White heat
Architectural Review, The, Dec, 1994 by Catherine Slessor
The French broadcasting company Canal is Europe's largest pay-television channel, with a strong film-oriented output. Like Channel 4 (p35), its commercial success led to the construction of a new headquarters with a brief that combined technical facilities for the production of television programmes with offices for the channel's administration and management. Like Channel 4, this was the subject of an architectural competition, with a similar subtext concerned with the recolonisation of a run-down piece of inner city. But unlike Channel 4, the challenges presented by the Canal site were more complex and demanding than those of genteely decaying Pimlico.
Located on the left bank near the Pont Mirabeau (extolled so exquisitely by Apollinaire in his poem of 1912), the riverfront site lies just downstream from the Eiffel Tower. The indigenous working-class character of the area, which was originally populated by factories, freight depots and gasworks, has been eroded as the industrial fabric gradually crumbled. Only the name Quai Andre Citroen, after eponymous Parisian motor car tycoon, still exists to evoke vestigial, bygone glories. Although the site occupies an entire city block, only an L-shaped portion could actually be built on, because of the presence of an underground telephone exchange. That a site with such a bizarrely restrictive configuration should be selected, is an instructive measure of the zealous civic urge to reconquer Paris's moribund industrial landscape. But the new building also forms part of an emergent media quarter in this western periphery of the city. Film studios have long been established in the nearby Boulogne-Billancourt, but it was not until the construction of the Maison de la Radio during the 1 970s, that the potential f or the transformation of the area into a centre for audio-visual production became apparent. Some city planners have even suggested that it may eventually parallel London's now dismembered Fleet Street in terms of identity and significance. Yet not all the buildings in this putative quartierare equally successful, as demonstrated by the oppressive behemoth housing the former state-run television channel TF1 on the opposite side of the Seine. By contrast Meier's great white building is altogether more dignified, and deals with its physical contingencies more skilfully.

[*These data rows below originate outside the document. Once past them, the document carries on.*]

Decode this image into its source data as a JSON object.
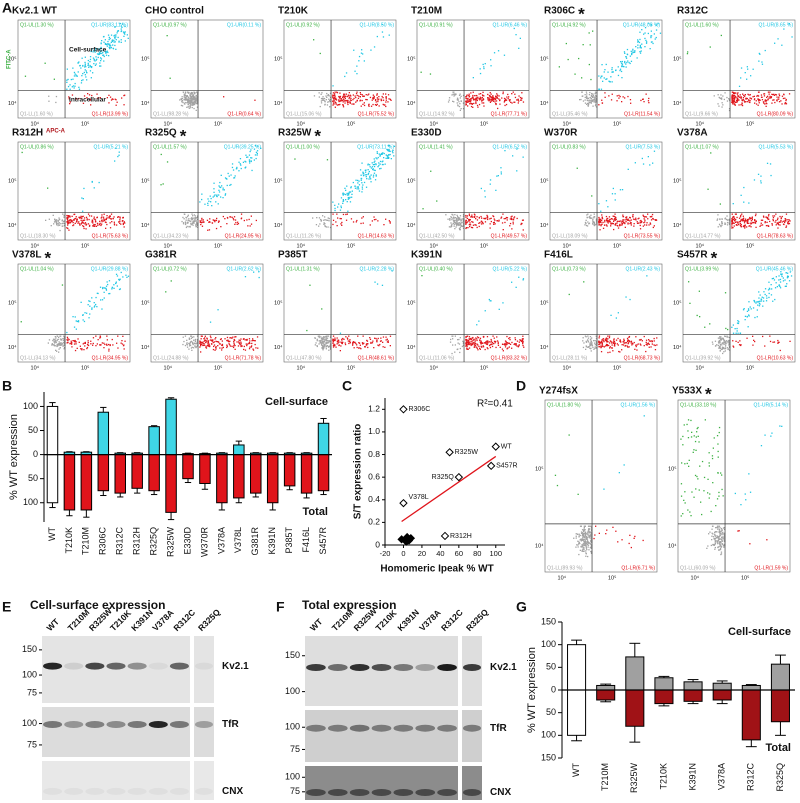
{
  "panel_labels": [
    "A",
    "B",
    "C",
    "D",
    "E",
    "F",
    "G"
  ],
  "flow": {
    "colors": [
      "#3cb043",
      "#22c7e4",
      "#a3a3a3",
      "#e0161c"
    ],
    "x_label": "APC-A",
    "y_label": "FITC-A",
    "surface_label": "Cell-surface",
    "intracellular_label": "Intracellular",
    "ticks": [
      "10⁴",
      "10⁵"
    ],
    "plots": [
      {
        "title": "Kv2.1 WT",
        "quadrants": [
          {
            "value": 1.3,
            "label": "Q1-UL(1.30 %)"
          },
          {
            "value": 83.11,
            "label": "Q1-UR(83.11 %)"
          },
          {
            "value": 1.6,
            "label": "Q1-LL(1.60 %)"
          },
          {
            "value": 13.99,
            "label": "Q1-LR(13.99 %)"
          }
        ]
      },
      {
        "title": "CHO control",
        "quadrants": [
          {
            "value": 0.97,
            "label": "Q1-UL(0.97 %)"
          },
          {
            "value": 0.11,
            "label": "Q1-UR(0.11 %)"
          },
          {
            "value": 98.28,
            "label": "Q1-LL(98.28 %)"
          },
          {
            "value": 0.64,
            "label": "Q1-LR(0.64 %)"
          }
        ]
      },
      {
        "title": "T210K",
        "quadrants": [
          {
            "value": 0.92,
            "label": "Q1-UL(0.92 %)"
          },
          {
            "value": 8.5,
            "label": "Q1-UR(8.50 %)"
          },
          {
            "value": 15.06,
            "label": "Q1-LL(15.06 %)"
          },
          {
            "value": 75.52,
            "label": "Q1-LR(75.52 %)"
          }
        ]
      },
      {
        "title": "T210M",
        "quadrants": [
          {
            "value": 0.91,
            "label": "Q1-UL(0.91 %)"
          },
          {
            "value": 6.46,
            "label": "Q1-UR(6.46 %)"
          },
          {
            "value": 14.92,
            "label": "Q1-LL(14.92 %)"
          },
          {
            "value": 77.71,
            "label": "Q1-LR(77.71 %)"
          }
        ]
      },
      {
        "title": "R306C",
        "marker": "*",
        "quadrants": [
          {
            "value": 4.92,
            "label": "Q1-UL(4.92 %)"
          },
          {
            "value": 48.08,
            "label": "Q1-UR(48.08 %)"
          },
          {
            "value": 35.46,
            "label": "Q1-LL(35.46 %)"
          },
          {
            "value": 11.54,
            "label": "Q1-LR(11.54 %)"
          }
        ]
      },
      {
        "title": "R312C",
        "quadrants": [
          {
            "value": 1.6,
            "label": "Q1-UL(1.60 %)"
          },
          {
            "value": 8.65,
            "label": "Q1-UR(8.65 %)"
          },
          {
            "value": 9.66,
            "label": "Q1-LL(9.66 %)"
          },
          {
            "value": 80.09,
            "label": "Q1-LR(80.09 %)"
          }
        ]
      },
      {
        "title": "R312H",
        "quadrants": [
          {
            "value": 0.86,
            "label": "Q1-UL(0.86 %)"
          },
          {
            "value": 5.21,
            "label": "Q1-UR(5.21 %)"
          },
          {
            "value": 18.3,
            "label": "Q1-LL(18.30 %)"
          },
          {
            "value": 75.63,
            "label": "Q1-LR(75.63 %)"
          }
        ]
      },
      {
        "title": "R325Q",
        "marker": "*",
        "quadrants": [
          {
            "value": 1.57,
            "label": "Q1-UL(1.57 %)"
          },
          {
            "value": 39.25,
            "label": "Q1-UR(39.25 %)"
          },
          {
            "value": 34.23,
            "label": "Q1-LL(34.23 %)"
          },
          {
            "value": 24.95,
            "label": "Q1-LR(24.95 %)"
          }
        ]
      },
      {
        "title": "R325W",
        "marker": "*",
        "quadrants": [
          {
            "value": 1.0,
            "label": "Q1-UL(1.00 %)"
          },
          {
            "value": 73.11,
            "label": "Q1-UR(73.11 %)"
          },
          {
            "value": 11.26,
            "label": "Q1-LL(11.26 %)"
          },
          {
            "value": 14.63,
            "label": "Q1-LR(14.63 %)"
          }
        ]
      },
      {
        "title": "E330D",
        "quadrants": [
          {
            "value": 1.41,
            "label": "Q1-UL(1.41 %)"
          },
          {
            "value": 6.52,
            "label": "Q1-UR(6.52 %)"
          },
          {
            "value": 42.5,
            "label": "Q1-LL(42.50 %)"
          },
          {
            "value": 49.57,
            "label": "Q1-LR(49.57 %)"
          }
        ]
      },
      {
        "title": "W370R",
        "quadrants": [
          {
            "value": 0.83,
            "label": "Q1-UL(0.83 %)"
          },
          {
            "value": 7.53,
            "label": "Q1-UR(7.53 %)"
          },
          {
            "value": 18.09,
            "label": "Q1-LL(18.09 %)"
          },
          {
            "value": 73.55,
            "label": "Q1-LR(73.55 %)"
          }
        ]
      },
      {
        "title": "V378A",
        "quadrants": [
          {
            "value": 1.07,
            "label": "Q1-UL(1.07 %)"
          },
          {
            "value": 5.53,
            "label": "Q1-UR(5.53 %)"
          },
          {
            "value": 14.77,
            "label": "Q1-LL(14.77 %)"
          },
          {
            "value": 78.63,
            "label": "Q1-LR(78.63 %)"
          }
        ]
      },
      {
        "title": "V378L",
        "marker": "*",
        "quadrants": [
          {
            "value": 1.04,
            "label": "Q1-UL(1.04 %)"
          },
          {
            "value": 29.88,
            "label": "Q1-UR(29.88 %)"
          },
          {
            "value": 34.13,
            "label": "Q1-LL(34.13 %)"
          },
          {
            "value": 34.95,
            "label": "Q1-LR(34.95 %)"
          }
        ]
      },
      {
        "title": "G381R",
        "quadrants": [
          {
            "value": 0.72,
            "label": "Q1-UL(0.72 %)"
          },
          {
            "value": 2.62,
            "label": "Q1-UR(2.62 %)"
          },
          {
            "value": 24.88,
            "label": "Q1-LL(24.88 %)"
          },
          {
            "value": 71.78,
            "label": "Q1-LR(71.78 %)"
          }
        ]
      },
      {
        "title": "P385T",
        "quadrants": [
          {
            "value": 1.31,
            "label": "Q1-UL(1.31 %)"
          },
          {
            "value": 2.28,
            "label": "Q1-UR(2.28 %)"
          },
          {
            "value": 47.8,
            "label": "Q1-LL(47.80 %)"
          },
          {
            "value": 48.61,
            "label": "Q1-LR(48.61 %)"
          }
        ]
      },
      {
        "title": "K391N",
        "quadrants": [
          {
            "value": 0.4,
            "label": "Q1-UL(0.40 %)"
          },
          {
            "value": 5.22,
            "label": "Q1-UR(5.22 %)"
          },
          {
            "value": 11.06,
            "label": "Q1-LL(11.06 %)"
          },
          {
            "value": 83.32,
            "label": "Q1-LR(83.32 %)"
          }
        ]
      },
      {
        "title": "F416L",
        "quadrants": [
          {
            "value": 0.73,
            "label": "Q1-UL(0.73 %)"
          },
          {
            "value": 2.43,
            "label": "Q1-UR(2.43 %)"
          },
          {
            "value": 28.11,
            "label": "Q1-LL(28.11 %)"
          },
          {
            "value": 68.73,
            "label": "Q1-LR(68.73 %)"
          }
        ]
      },
      {
        "title": "S457R",
        "marker": "*",
        "quadrants": [
          {
            "value": 3.99,
            "label": "Q1-UL(3.99 %)"
          },
          {
            "value": 45.46,
            "label": "Q1-UR(45.46 %)"
          },
          {
            "value": 39.92,
            "label": "Q1-LL(39.92 %)"
          },
          {
            "value": 10.63,
            "label": "Q1-LR(10.63 %)"
          }
        ]
      }
    ],
    "d_plots": [
      {
        "title": "Y274fsX",
        "quadrants": [
          {
            "value": 1.8,
            "label": "Q1-UL(1.80 %)"
          },
          {
            "value": 1.56,
            "label": "Q1-UR(1.56 %)"
          },
          {
            "value": 89.93,
            "label": "Q1-LL(89.93 %)"
          },
          {
            "value": 6.71,
            "label": "Q1-LR(6.71 %)"
          }
        ]
      },
      {
        "title": "Y533X",
        "marker": "*",
        "quadrants": [
          {
            "value": 33.18,
            "label": "Q1-UL(33.18 %)"
          },
          {
            "value": 5.14,
            "label": "Q1-UR(5.14 %)"
          },
          {
            "value": 60.09,
            "label": "Q1-LL(60.09 %)"
          },
          {
            "value": 1.59,
            "label": "Q1-LR(1.59 %)"
          }
        ]
      }
    ]
  },
  "chart_data": [
    {
      "type": "bar",
      "y_label": "% WT expression",
      "first_color": "#ffffff",
      "categories": [
        "WT",
        "T210K",
        "T210M",
        "R306C",
        "R312C",
        "R312H",
        "R325Q",
        "R325W",
        "E330D",
        "W370R",
        "V378A",
        "V378L",
        "G381R",
        "K391N",
        "P385T",
        "F416L",
        "S457R"
      ],
      "series": [
        {
          "name": "Cell-surface",
          "color": "#3fd6e6",
          "values": [
            100,
            5,
            5,
            88,
            3,
            3,
            58,
            115,
            2,
            2,
            3,
            20,
            3,
            3,
            3,
            3,
            65
          ],
          "errors": [
            8,
            1,
            1,
            10,
            1,
            1,
            2,
            3,
            1,
            1,
            1,
            8,
            1,
            1,
            1,
            1,
            10
          ]
        },
        {
          "name": "Total",
          "color": "#e0141b",
          "values": [
            -100,
            -115,
            -115,
            -75,
            -80,
            -70,
            -75,
            -120,
            -50,
            -60,
            -100,
            -90,
            -80,
            -100,
            -65,
            -80,
            -75
          ],
          "errors": [
            10,
            12,
            15,
            10,
            8,
            10,
            8,
            15,
            8,
            12,
            15,
            10,
            8,
            15,
            8,
            10,
            8
          ]
        }
      ],
      "ylim": [
        -140,
        130
      ],
      "yticks": [
        {
          "value": -100,
          "label": "100"
        },
        {
          "value": -50,
          "label": "50"
        },
        0,
        50,
        100
      ]
    },
    {
      "type": "scatter",
      "x_label": "Homomeric Ipeak % WT",
      "y_label": "S/T expression ratio",
      "annotation": "R²=0.41",
      "color": "#000000",
      "line_color": "#e0141b",
      "x": [
        0,
        50,
        100,
        60,
        95,
        0,
        45,
        2,
        4,
        6,
        8,
        -2,
        3
      ],
      "values": [
        1.2,
        0.82,
        0.87,
        0.6,
        0.7,
        0.37,
        0.08,
        0.05,
        0.07,
        0.04,
        0.06,
        0.05,
        0.03
      ],
      "point_labels": [
        "R306C",
        "R325W",
        "WT",
        "R325Q",
        "S457R",
        "V378L",
        "R312H",
        null,
        null,
        null,
        null,
        null,
        null
      ],
      "xlim": [
        -20,
        110
      ],
      "xticks": [
        -20,
        0,
        20,
        40,
        60,
        80,
        100
      ],
      "ylim": [
        0,
        1.3
      ],
      "yticks": [
        0,
        0.2,
        0.4,
        0.6,
        0.8,
        {
          "value": 1,
          "label": "1.0"
        },
        1.2
      ]
    },
    {
      "type": "bar",
      "y_label": "% WT expression",
      "first_color": "#ffffff",
      "categories": [
        "WT",
        "T210M",
        "R325W",
        "T210K",
        "K391N",
        "V378A",
        "R312C",
        "R325Q"
      ],
      "series": [
        {
          "name": "Cell-surface",
          "color": "#a0a0a0",
          "values": [
            100,
            10,
            73,
            27,
            18,
            15,
            10,
            57
          ],
          "errors": [
            10,
            3,
            30,
            3,
            5,
            5,
            2,
            20
          ]
        },
        {
          "name": "Total",
          "color": "#a01216",
          "values": [
            -100,
            -22,
            -80,
            -30,
            -25,
            -22,
            -110,
            -70
          ],
          "errors": [
            12,
            4,
            35,
            5,
            5,
            8,
            15,
            30
          ]
        }
      ],
      "ylim": [
        -150,
        150
      ],
      "yticks": [
        {
          "value": -150,
          "label": "150"
        },
        {
          "value": -100,
          "label": "100"
        },
        {
          "value": -50,
          "label": "50"
        },
        0,
        50,
        100,
        150
      ]
    }
  ],
  "blots": [
    {
      "title": "Cell-surface expression",
      "lanes": [
        "WT",
        "T210M",
        "R325W",
        "T210K",
        "K391N",
        "V378A",
        "R312C",
        "R325Q"
      ],
      "rows": [
        {
          "protein": "Kv2.1",
          "markers": [
            150,
            100,
            75
          ]
        },
        {
          "protein": "TfR",
          "markers": [
            100,
            75
          ]
        },
        {
          "protein": "CNX",
          "markers": []
        }
      ]
    },
    {
      "title": "Total expression",
      "lanes": [
        "WT",
        "T210M",
        "R325W",
        "T210K",
        "K391N",
        "V378A",
        "R312C",
        "R325Q"
      ],
      "rows": [
        {
          "protein": "Kv2.1",
          "markers": [
            150,
            100
          ]
        },
        {
          "protein": "TfR",
          "markers": [
            100,
            75
          ]
        },
        {
          "protein": "CNX",
          "markers": [
            100,
            75
          ]
        }
      ]
    }
  ]
}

The general organisation is derived from the imposed site constraints. On the west side facing the Seine is a thin, wedge-shaped administration wing; on the east side a wider block housing audio-visual production facilities. The delicately tapering plan of the off ice block is a response to the north-east and north-west boundaries of the L-shaped site, which define two adjacent sides of a square park. This new green sauce, built on top of the subterranean telephone exchange, occupies the greater part of the block. In effect the new building is extruded around the, central void, while systematically exploring the contrasting texture of the riverfront and adjacent streets. The rigidly orthogonal riverside elevation terminates in a dynamic curving volume housing a wedge of open-plan offices. The seductive plasticity invariably recalls Jean Nouvel's Arab World Institute, (AR November 1989) but Meier's building is more complex and fragmented despite the weekly homogenising white carapace. This fragmentation articulates and emphasises the differences between the various elements of the programme, between the repetitive and the singular.
There are also moments of gestural bravado -the riverfront elevation is terminated at the south end by a giant sculptural screen that mediates between the low-level offices and the increased height of the rest of the building. From the opposite bank of the Seine, the screen appears as a colossal window or proscenium (or indeed television) framing the sky and city beyond; this device has subsequently been abstracted to become the symbol of Canal .
The blind boxes of the three recording studios are housed in the squat street block perpendicular to the river, edged with a string of small production rooms on the courtyard side. A soaring, oversailing roof shaped like an aeroplane wing unifies this cellular block and contains and conceals assorted services systems. A horseshoe-shaped film theatre sits on top of the recording studios and is extruded upwards into a dramatically top-lit conical volume. Entry to the building is under a suspended, ceremonial canopy into a luminous atrium that acts as a visual connection between the street and the garden courtyard beyond. A slightly incongruous trio of freestanding television screens, perpetually tuned to Canal , are the only suggestion of institutionalised narcissism, apart from the conspicuous tackle of satellite hardware on the roof. The bright Parisian light infuses the working spaces with a subtle, diffused quality and, at a higher level, boardrooms and meeting areas have marvellous framed views over the city and the river.
Although Canal is a muscular, corporate monument, it has succeeded in appropriating a certain toughness and inscrutability from its surroundings. More particularly, in the same way that the factories and car plants of previous generations were such undeniably potent expressions of human industry, so the current crop of media related buildings are perhaps the clearest embodiment of an emerging workplace zeitgeist for the late twentieth century.